Commençons par ce qui énerve : trouver une salle diffusant Le Dernier pub avant la fin du monde. Le cinéphile est naïf : si vous avez, comme moi, la chance de passer votre vie baladé entre deux des plus grandes villes de France, il est rare de ne pas arriver à choper une projection attendue, même pour des films obscurs. De J'ai rencontré le Diable à Amer, en passant par Berberian Sound Studio ou encore Les Nuits rouges du bourreau de jade, pas un ne m'a échappé, et tous en VO siouplaît.
Idem pour Shaun of the dead et Hot Fuzz. Scott Pilgrim ? Ce fut, un beau matin de Décembre 2010, l'exception qui confirme la règle. Le genre d'objet gênant pour un exploitant (bide dans son pays natal + public visé indéfinissable). Zéro VO, et aucune copie en centre-ville. Un pote consciencieux l'a donc téléchargé en HD et on l'a maté comme deux losers heureux, enfoncés sur un canapé plutôt que dans un fauteuil de cinéma, à se dire qu'on aurait adoré payer plein tarif pour un film pareil.
Un enterrement de seconde zone auquel Le Dernier pub avant la fin du monde fait écho : il subit exactement le même dédain culturel. T'habites en ville ? C'est mort, il faut que tu files à l'extérieur. Tu préfères voir tes films dans leur langue d'origine ? Faut pas pousser mon bichon, déjà qu'il passe quelque part ton long-métrage chelou, va pas non plus jusqu'à exiger de te régaler de l'accent britsh en plus de faire une tournée des pubs. Alors tant pis, ce coup-ci je décide de faire preuve de tolérance contrairement aux cinémas du coin, et je file découvrir ça en salles et en VF.
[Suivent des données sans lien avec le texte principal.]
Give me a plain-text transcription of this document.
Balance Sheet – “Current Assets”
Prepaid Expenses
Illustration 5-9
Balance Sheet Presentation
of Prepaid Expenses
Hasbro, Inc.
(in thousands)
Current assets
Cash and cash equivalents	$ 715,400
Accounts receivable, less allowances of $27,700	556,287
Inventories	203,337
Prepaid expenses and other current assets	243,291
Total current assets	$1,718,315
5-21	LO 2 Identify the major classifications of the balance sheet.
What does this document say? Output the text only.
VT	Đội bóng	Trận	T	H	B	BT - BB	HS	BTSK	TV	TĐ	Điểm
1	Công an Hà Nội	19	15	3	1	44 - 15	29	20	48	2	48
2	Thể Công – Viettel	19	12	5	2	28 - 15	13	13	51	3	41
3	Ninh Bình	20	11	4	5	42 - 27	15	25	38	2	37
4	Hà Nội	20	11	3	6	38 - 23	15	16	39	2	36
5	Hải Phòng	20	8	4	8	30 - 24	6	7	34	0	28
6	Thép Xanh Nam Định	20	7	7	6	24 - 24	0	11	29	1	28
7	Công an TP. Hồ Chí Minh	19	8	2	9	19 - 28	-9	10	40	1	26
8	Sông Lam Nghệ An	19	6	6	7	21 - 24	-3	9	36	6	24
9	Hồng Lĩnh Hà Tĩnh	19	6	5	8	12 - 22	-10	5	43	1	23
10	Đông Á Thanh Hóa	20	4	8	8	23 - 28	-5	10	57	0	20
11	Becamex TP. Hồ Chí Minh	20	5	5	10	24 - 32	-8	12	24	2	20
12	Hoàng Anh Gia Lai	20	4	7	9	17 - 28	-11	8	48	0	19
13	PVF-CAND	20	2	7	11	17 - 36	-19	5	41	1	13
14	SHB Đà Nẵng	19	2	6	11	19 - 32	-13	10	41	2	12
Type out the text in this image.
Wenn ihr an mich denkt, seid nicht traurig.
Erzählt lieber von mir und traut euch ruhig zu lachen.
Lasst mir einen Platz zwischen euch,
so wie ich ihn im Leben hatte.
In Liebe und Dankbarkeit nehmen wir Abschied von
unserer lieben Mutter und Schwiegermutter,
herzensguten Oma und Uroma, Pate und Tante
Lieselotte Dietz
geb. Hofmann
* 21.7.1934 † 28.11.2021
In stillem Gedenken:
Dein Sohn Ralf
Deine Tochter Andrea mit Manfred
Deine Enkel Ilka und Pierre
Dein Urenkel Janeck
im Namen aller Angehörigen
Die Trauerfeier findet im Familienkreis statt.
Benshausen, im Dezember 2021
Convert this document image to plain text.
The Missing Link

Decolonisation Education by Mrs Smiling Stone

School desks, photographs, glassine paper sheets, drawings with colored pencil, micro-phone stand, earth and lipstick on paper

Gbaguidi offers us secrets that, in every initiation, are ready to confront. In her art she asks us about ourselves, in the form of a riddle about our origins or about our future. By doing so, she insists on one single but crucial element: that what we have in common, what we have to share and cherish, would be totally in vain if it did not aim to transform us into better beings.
En l'occurrence, une nuit en compagnie d'un groupe de potes qui se reforme des années après l'adolescence pour tenter un marathon de la bière alors que, tout autour d'eux, une invasion façon Body Snatchers est en train de changer leur patelin natal. Un pitch de rêve mais qui s'avère pourtant être une fausse bonne idée durant la première moitié du film. Assez répétitifs, situations et dialogues ont bien du mal à rivaliser avec le génie qui irriguait chaque séquence de Hot Fuzz. Où est Wright ? Il prépare son coup, en douce.
Ca fait toujours mal d'admettre sa déception mais je me suis ennuyé une scène sur deux pendant une bonne partie de ce Dernier pub..., l'absorption d'alcool n'inspirant à Wright que trop peu de répliques cinglantes vu la litanie de dialogues qui anime sa comédie. La VF n'aidant pas (loin d'être honteuse, mais d'une platitude assez confondante), le mélange SF-binouze apparaît vite fatigant, nos joyeux lurons décidant bêtement de continuer leur tournée coûte que coûte.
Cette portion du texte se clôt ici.